That’s the kind of situation Shadrach, Meshach and Abednego found themselves in at one point during their Babylonian exile as described in Daniel 3. These young men, with Daniel, were among the small group of Jews who now worked for Nebuchadnezzar. The Babylonian king had carried them away to his country to serve him. This followed a raiding expedition Nebuchadnezzar made in Judah which resulted in the destruction of the city of Jerusalem and the holy temple of the Jews.

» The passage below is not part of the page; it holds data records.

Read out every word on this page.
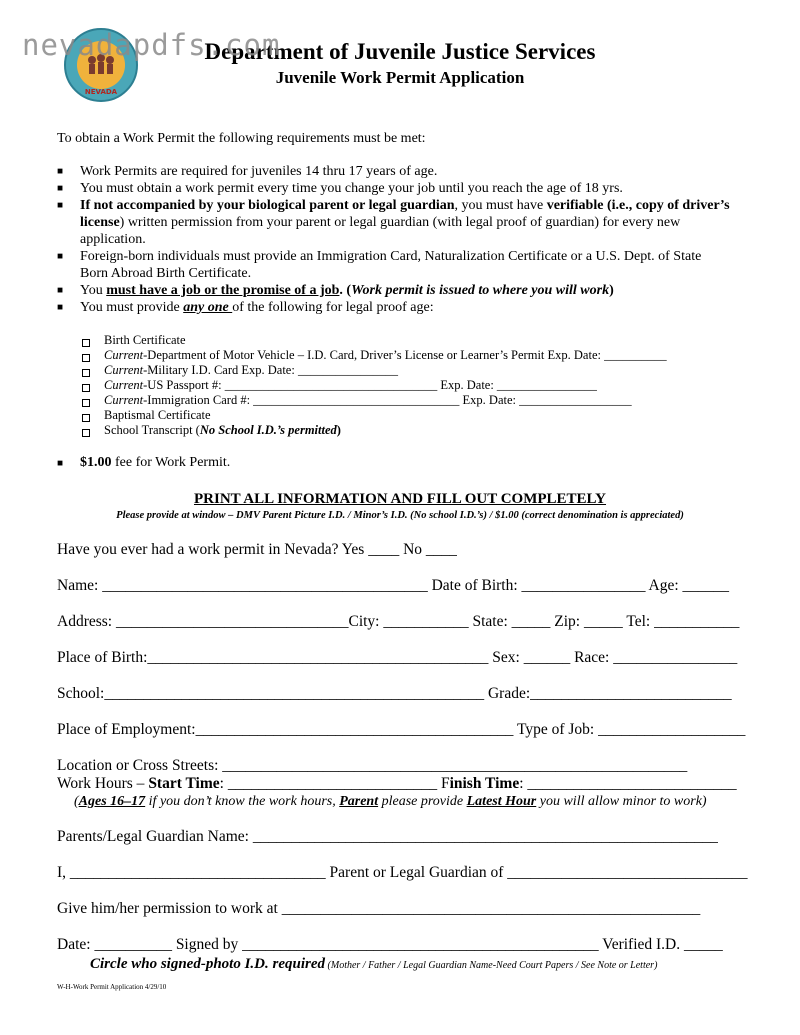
NEVADA
nevadapdfs.com
Department of Juvenile Justice Services
Juvenile Work Permit Application
To obtain a Work Permit the following requirements must be met:
■ Work Permits are required for juveniles 14 thru 17 years of age.
■ You must obtain a work permit every time you change your job until you reach the age of 18 yrs.
■ If not accompanied by your biological parent or legal guardian, you must have verifiable (i.e., copy of driver’s license) written permission from your parent or legal guardian (with legal proof of guardian) for every new application.
■ Foreign-born individuals must provide an Immigration Card, Naturalization Certificate or a U.S. Dept. of State Born Abroad Birth Certificate.
■ You must have a job or the promise of a job. (Work permit is issued to where you will work)
■ You must provide any one of the following for legal proof age:
Birth Certificate
Current-Department of Motor Vehicle – I.D. Card, Driver’s License or Learner’s Permit Exp. Date: __________
Current-Military I.D. Card Exp. Date: ________________
Current-US Passport #: __________________________________ Exp. Date: ________________
Current-Immigration Card #: _________________________________ Exp. Date: __________________
Baptismal Certificate
School Transcript (No School I.D.’s permitted)
■ $1.00 fee for Work Permit.
PRINT ALL INFORMATION AND FILL OUT COMPLETELY
Please provide at window – DMV Parent Picture I.D. / Minor’s I.D. (No school I.D.’s) / $1.00 (correct denomination is appreciated)
Have you ever had a work permit in Nevada? Yes ____ No ____
Name: __________________________________________ Date of Birth: ________________ Age: ______
Address: ______________________________City: ___________ State: _____ Zip: _____ Tel: ___________
Place of Birth:____________________________________________ Sex: ______ Race: ________________
School:_________________________________________________ Grade:__________________________
Place of Employment:_________________________________________ Type of Job: ___________________
Location or Cross Streets: ____________________________________________________________
Work Hours – Start Time: ___________________________ Finish Time: ___________________________
(Ages 16–17 if you don’t know the work hours, Parent please provide Latest Hour you will allow minor to work)
Parents/Legal Guardian Name: ____________________________________________________________
I, _________________________________ Parent or Legal Guardian of _______________________________
Give him/her permission to work at ______________________________________________________
Date: __________ Signed by ______________________________________________ Verified I.D. _____
Circle who signed-photo I.D. required (Mother / Father / Legal Guardian Name-Need Court Papers / See Note or Letter)
W-H-Work Permit Application 4/29/10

Once in Babylon, Daniel and his companions were in such a position that they either did what the king required of them and they lived or they disobeyed and they died.

 

At a time when Daniel, the leader of the group of Jews serving the king, was not around Nebuchadnezzar required all his subjects to fall down and worship a gold statue he had set up. The Babylonian people being, like their king, worshippers of false gods complied to his command, but Daniel’s companions did not. Daniel being absent, these three men did not yet allow their faith to depend on their leader. This is one of the lessons of the story in Daniel 3.

 

The three men’s refusal, for Nebuchadnezzar, meant they lacked gratitude as he had honoured them by allowing them to work in his administration. They had earlier been made officials, their appointment coming as a reward promised by the king for the excellent job Daniel did in interpreting a dream he had when none of his magicians could (cf. Dan. 2). Their refusal further meant that they were being disobedient to the great king of the Babylonian Empire, the one referred to by Daniel as “a king of kings” when he interpreted his dream (Dan. 2:37). Enraged, the monarch ordered that the three Jewish men be thrown into a blazing furnace (Dan. 3:19-20). This was the sentence he pronounced against them after hearing from them first hand their intention not to comply to his command. The good impression those young men had made on the king quickly dissolved.

 

Nonetheless, Shadrach, Meshach and Abednego did not change their stance. They were consequently cast bound into the devouring flames of the furnace. But they trusted God to save their lives. They had said to the king, “If it be so, our God whom we serve is able to deliver us from the burning fiery furnace, and he will deliver us out of thine hand, O king.” (Dan. 3:17) The three young men proved they had undaunted courage and unshaken trust in the living God. We learn here the second lesson. 

 

The third lesson is that although they faced the dreadful outcome of death, the young men spoke to the king without conferring with each other. They were not going to worship a foreign god in a strange land. There was no room left for them to question what was right for them to do. The second commandment clearly stipulated, “Thou shalt not make unto thee any graven image, or any likeness of any thing that is in heaven above, or that is in the earth beneath, or that is in the water under the earth.” (Exodus 20:4). Jesus taught this example when in the desert Satan tempted Him into worshipping him. He said, “Get thee hence, Satan: for it is written, Thou shalt worship the Lord thy God, and him only shalt thou serve.” (Matt. 4:10) Only God should Christians worship and serve.

  

After the three men were thrown into the blazing fire what followed was astonishing. Nebuchadnezzar saw them walking around in the furnace. They even walked in the furnace in the company of a fourth Person who had not been in there in the first place. The fourth Person was certainly not an angel but rather the pre-incarnate manifestation of Christ, the Son of God. And when the king called the three men out of the furnace, they came forth unscathed. The three servants of God were thus delivered from the hands of the Babylonian king as they told him He would. A mighty miracle had just been performed by God. God was for the second time in the book of Daniel demonstrating to Nebuchadnezzar that He was mightier than him and all the earthly monarchs, not only those reigning then but also the ones to come. Kings were the highest authorities on earth in the ancient world, but we learn here that God is the King of kings. In other words, He is the Most High (Dan. 4:25). When Christians have this clear view of God, they can better worship and serve Him.